Frappé de ces désordres, l’empereur voulut y mettre un terme. La question était délicate ; il ne s’agissait de rien moins que de supprimer des entreprises formées en vertu de la loi et sous sa protection. On chercha d’abord à régulariser le chaos sans secousse ni violence. Le décret du 8 juin 1806 posa deux principes : la nécessité de l’autorisation du chef de l’état pour tout établissement d’un théâtre à Paris ; le droit pour le gouvernement de déterminer le genre de spectacle de chaque entreprise. Ce même décret prescrivit de réduire le nombre des théâtres exploités dans les départemens et plaça ceux qui devaient être conservés sous la surveillance du ministre de l’intérieur. Ce petit coup d’état ayant produit de bons effets, on eut hâte de réprimer, à Paris même, les conséquences désastreuses d’une concurrence excessive. Une résolution énergique coûtait peu à l’empereur, quand la nécessité lui en était démontrée. Le 29 juillet 1807, il décréta la réduction du nombre des théâtres à huit, savoir : quatre grands théâtres et quatre théâtres secondaires. Les autres devaient être fermés avant le 15 août. Peu après, deux des entreprises supprimées furent rétablies, et ainsi Paris ne posséda plus que dix théâtres[1].

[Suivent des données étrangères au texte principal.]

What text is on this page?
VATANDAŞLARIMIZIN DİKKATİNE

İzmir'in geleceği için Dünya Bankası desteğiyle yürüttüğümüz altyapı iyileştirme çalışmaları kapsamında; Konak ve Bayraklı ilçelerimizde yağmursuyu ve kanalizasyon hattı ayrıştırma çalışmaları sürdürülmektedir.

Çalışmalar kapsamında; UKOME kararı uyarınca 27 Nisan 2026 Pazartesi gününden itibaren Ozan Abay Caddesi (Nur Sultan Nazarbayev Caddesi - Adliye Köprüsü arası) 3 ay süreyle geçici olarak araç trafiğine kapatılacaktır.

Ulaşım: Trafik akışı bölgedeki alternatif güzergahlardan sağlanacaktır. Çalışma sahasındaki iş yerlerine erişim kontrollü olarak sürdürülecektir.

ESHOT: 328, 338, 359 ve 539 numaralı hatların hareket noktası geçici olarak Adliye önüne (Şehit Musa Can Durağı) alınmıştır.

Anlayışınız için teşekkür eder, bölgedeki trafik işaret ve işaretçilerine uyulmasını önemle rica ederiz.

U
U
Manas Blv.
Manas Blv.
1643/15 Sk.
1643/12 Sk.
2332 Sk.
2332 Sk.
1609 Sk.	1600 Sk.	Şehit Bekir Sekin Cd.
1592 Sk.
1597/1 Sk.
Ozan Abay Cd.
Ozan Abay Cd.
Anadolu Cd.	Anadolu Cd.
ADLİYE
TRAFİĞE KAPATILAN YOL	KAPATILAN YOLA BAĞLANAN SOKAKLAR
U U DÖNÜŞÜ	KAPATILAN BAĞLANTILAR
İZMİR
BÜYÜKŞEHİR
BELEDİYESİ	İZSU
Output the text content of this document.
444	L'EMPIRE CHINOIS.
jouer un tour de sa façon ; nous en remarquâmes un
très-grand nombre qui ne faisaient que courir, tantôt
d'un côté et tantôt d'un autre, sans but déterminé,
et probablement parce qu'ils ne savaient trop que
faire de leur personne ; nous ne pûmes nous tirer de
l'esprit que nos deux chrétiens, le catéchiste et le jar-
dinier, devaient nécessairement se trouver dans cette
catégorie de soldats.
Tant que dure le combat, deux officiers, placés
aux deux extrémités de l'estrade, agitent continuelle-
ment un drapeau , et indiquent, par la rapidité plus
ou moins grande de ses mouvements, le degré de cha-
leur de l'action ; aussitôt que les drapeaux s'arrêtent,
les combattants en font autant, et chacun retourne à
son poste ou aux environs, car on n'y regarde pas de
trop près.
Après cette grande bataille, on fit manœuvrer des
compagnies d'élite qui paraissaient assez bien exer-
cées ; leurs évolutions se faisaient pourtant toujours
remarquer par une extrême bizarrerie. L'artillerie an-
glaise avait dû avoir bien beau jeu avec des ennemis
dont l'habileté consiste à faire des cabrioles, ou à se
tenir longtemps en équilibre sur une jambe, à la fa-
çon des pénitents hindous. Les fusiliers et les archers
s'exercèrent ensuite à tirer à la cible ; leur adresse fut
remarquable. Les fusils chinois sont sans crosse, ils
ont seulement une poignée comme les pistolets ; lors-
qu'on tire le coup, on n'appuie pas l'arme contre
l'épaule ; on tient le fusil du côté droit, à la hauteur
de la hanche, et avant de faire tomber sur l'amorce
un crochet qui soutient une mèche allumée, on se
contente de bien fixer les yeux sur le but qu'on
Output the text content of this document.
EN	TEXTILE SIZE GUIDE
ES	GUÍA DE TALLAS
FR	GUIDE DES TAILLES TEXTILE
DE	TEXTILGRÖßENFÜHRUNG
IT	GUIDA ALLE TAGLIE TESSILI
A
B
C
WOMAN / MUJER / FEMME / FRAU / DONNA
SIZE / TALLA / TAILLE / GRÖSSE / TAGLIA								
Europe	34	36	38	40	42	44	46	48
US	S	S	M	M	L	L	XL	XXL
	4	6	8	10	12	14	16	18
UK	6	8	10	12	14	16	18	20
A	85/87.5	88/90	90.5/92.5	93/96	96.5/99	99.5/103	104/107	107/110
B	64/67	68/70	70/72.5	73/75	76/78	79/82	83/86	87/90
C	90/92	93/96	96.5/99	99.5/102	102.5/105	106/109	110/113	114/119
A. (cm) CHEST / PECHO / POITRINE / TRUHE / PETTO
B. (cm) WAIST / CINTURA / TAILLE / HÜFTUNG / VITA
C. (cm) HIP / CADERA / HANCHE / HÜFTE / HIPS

L’autorisation préalable du gouvernement, le partage des genres, la limitation du nombre des entreprises rivales, telles sont les trois règles qui ressortent des décrets impériaux et constituent encore le régime administratif des théâtres. Chacune de ces règles a son utilité propre et ses conséquences nécessaires ; elles se servent mutuelle-

  1. On comptait dans ce nombre, pour un seul théâtre, l’Odéon et l’Opéra-Italien, dont les deux troupes devaient alterner. On étendit la tolérance à quelques théâtres de parades populaires et à certaines scènes d’élèves.